Pterostylis tunstallii, commonly known as Tunstall's greenhood or granite greenhood is a plant in the orchid family Orchidaceae and is endemic to south-eastern Australia. Flowering plants have up to ten transparent green flowers which have a dark brown, insect-like labellum with a blackish "head". Non-flowering plants have a rosette of leaves on a short stalk but flowering plants lack the rosette, instead having five to eight stem leaves.

==Description==
Pterostylis tunstallii, is a terrestrial, perennial, deciduous, herb with an underground tuber.

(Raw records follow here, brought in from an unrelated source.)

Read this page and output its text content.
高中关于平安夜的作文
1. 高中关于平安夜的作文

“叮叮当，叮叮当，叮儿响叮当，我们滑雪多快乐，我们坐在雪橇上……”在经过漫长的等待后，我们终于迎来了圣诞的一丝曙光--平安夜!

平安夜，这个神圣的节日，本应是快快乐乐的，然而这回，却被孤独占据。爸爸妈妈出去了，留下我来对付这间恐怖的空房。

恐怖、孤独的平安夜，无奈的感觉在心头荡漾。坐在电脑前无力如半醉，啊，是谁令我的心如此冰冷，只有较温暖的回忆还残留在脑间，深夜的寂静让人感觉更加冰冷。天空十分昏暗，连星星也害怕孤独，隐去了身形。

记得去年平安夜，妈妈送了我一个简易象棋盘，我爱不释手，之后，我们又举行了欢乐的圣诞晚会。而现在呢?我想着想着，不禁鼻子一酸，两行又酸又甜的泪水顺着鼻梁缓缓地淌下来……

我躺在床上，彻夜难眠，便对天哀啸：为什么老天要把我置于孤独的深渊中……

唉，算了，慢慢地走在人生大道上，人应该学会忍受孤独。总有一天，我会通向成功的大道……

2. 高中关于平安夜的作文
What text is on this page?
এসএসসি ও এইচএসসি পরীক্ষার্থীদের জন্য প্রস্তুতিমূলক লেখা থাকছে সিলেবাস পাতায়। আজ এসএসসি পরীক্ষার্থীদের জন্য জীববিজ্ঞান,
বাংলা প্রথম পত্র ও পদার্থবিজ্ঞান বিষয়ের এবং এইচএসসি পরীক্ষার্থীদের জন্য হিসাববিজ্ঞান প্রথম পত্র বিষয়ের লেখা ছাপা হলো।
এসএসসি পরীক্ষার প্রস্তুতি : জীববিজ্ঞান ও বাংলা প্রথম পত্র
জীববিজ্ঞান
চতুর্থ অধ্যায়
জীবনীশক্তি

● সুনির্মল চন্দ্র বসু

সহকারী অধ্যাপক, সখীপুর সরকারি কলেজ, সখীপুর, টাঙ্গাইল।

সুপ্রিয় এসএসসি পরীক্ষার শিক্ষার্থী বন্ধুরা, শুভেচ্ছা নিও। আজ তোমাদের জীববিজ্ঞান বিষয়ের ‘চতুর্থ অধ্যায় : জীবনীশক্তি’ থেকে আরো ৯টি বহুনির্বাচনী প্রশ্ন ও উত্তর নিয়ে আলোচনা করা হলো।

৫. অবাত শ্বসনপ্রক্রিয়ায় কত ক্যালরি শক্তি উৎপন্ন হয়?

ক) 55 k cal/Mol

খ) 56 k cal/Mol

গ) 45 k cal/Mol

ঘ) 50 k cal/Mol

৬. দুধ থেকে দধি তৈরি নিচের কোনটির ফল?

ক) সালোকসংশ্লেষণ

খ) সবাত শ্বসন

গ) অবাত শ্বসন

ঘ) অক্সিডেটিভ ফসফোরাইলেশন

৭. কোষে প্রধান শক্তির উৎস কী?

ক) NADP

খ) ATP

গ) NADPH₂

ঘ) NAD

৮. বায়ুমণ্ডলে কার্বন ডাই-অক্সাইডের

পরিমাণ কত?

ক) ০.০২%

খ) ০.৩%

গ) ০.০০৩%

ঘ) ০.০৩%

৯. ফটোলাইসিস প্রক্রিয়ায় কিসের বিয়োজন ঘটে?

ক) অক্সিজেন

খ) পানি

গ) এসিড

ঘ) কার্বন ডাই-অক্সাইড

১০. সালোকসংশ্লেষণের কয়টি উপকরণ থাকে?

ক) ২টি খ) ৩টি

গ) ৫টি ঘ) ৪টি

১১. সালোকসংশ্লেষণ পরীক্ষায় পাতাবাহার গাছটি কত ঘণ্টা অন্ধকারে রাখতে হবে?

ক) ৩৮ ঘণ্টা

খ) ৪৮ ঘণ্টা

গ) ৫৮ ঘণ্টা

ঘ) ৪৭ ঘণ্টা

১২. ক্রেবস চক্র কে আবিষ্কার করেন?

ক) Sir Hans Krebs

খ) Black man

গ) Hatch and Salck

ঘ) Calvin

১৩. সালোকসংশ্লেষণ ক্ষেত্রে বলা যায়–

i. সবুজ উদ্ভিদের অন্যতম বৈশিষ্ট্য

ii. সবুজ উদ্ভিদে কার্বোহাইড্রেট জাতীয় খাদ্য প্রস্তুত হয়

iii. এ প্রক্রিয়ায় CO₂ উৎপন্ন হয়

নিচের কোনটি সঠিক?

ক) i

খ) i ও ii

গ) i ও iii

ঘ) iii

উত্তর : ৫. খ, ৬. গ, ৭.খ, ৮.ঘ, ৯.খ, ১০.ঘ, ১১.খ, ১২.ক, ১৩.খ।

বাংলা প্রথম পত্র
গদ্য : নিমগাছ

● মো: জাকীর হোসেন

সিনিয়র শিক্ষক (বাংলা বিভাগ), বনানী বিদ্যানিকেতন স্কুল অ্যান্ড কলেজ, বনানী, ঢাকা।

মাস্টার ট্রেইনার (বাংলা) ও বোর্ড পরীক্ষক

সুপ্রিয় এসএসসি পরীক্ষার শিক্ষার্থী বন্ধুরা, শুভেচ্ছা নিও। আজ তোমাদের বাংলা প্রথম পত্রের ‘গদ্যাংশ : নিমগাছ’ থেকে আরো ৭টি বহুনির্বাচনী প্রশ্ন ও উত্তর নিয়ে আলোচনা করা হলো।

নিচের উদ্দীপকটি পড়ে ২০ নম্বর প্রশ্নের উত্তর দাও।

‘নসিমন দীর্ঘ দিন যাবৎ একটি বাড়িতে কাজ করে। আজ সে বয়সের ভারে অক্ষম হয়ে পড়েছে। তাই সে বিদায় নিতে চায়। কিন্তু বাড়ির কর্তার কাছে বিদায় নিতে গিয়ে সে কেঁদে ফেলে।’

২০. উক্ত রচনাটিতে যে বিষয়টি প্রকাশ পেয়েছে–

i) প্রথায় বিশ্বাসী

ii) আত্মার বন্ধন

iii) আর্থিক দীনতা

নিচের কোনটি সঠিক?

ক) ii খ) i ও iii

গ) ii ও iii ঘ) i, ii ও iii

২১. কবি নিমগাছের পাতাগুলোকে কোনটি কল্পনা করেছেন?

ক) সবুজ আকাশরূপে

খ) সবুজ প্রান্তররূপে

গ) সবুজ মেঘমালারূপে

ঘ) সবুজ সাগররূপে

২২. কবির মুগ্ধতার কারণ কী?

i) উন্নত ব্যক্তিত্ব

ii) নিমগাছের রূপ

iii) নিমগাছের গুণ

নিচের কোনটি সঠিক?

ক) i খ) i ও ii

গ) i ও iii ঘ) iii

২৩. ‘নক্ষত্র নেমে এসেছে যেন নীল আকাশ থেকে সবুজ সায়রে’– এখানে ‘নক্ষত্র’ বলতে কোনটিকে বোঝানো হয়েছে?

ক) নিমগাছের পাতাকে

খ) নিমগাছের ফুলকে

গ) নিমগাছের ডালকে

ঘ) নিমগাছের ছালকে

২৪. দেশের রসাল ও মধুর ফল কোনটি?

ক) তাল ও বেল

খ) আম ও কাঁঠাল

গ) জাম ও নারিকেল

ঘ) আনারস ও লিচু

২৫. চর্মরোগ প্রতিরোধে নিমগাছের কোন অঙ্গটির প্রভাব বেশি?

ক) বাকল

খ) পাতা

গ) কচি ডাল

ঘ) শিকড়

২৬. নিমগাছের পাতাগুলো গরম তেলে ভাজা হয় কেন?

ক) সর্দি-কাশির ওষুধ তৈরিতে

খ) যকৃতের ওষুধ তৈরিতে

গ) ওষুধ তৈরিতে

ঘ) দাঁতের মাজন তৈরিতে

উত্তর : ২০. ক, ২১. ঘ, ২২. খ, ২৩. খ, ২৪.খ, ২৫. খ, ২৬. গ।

Non-flowering plants have a rosette of between three and five egg-shaped leaves on a stalk 30-60 mm long, each leaf 10-40 mm long and 4-9 mm wide. Flowering plants have up to ten transparent green flowers on a flowering spike 150-500 mm high. The flowering spike has between five and eight stem leaves which are 30-60 mm long and 3-5 mm wide. The flowers are 7-10 mm long, 5-7 mm wide. The dorsal sepal and petals are fused, forming a hood or "galea" over the column with the dorsal sepal having a short point on its tip. The lateral sepals turn downwards, are 7-10 mm long, 5-7 mm wide, joined for most of their length and have a narrow tip about 4 mm long which is brown on its end. The labellum is insect-like, about 5 mm long, 2 mm wide and dark brown with a blackish "head" end. Flowering occurs from July to August.

==Taxonomy and naming==
Pterostylis tunstallii was first formally described in 1989 by David Jones and Mark Clements and the description was published in Australian Orchid Research. The specific epithet (tunstallii) honours Ronald George Tunstall who collected the type specimen.

==Distribution and habitat==
Tunstall's greenhood occurs south from Blue Mountains in New South Wales, in southern Victoria east from Wilsons Promontory and in Tasmania including the Bass Strait islands. It grows in moist forest in coastal and near-coastal districts.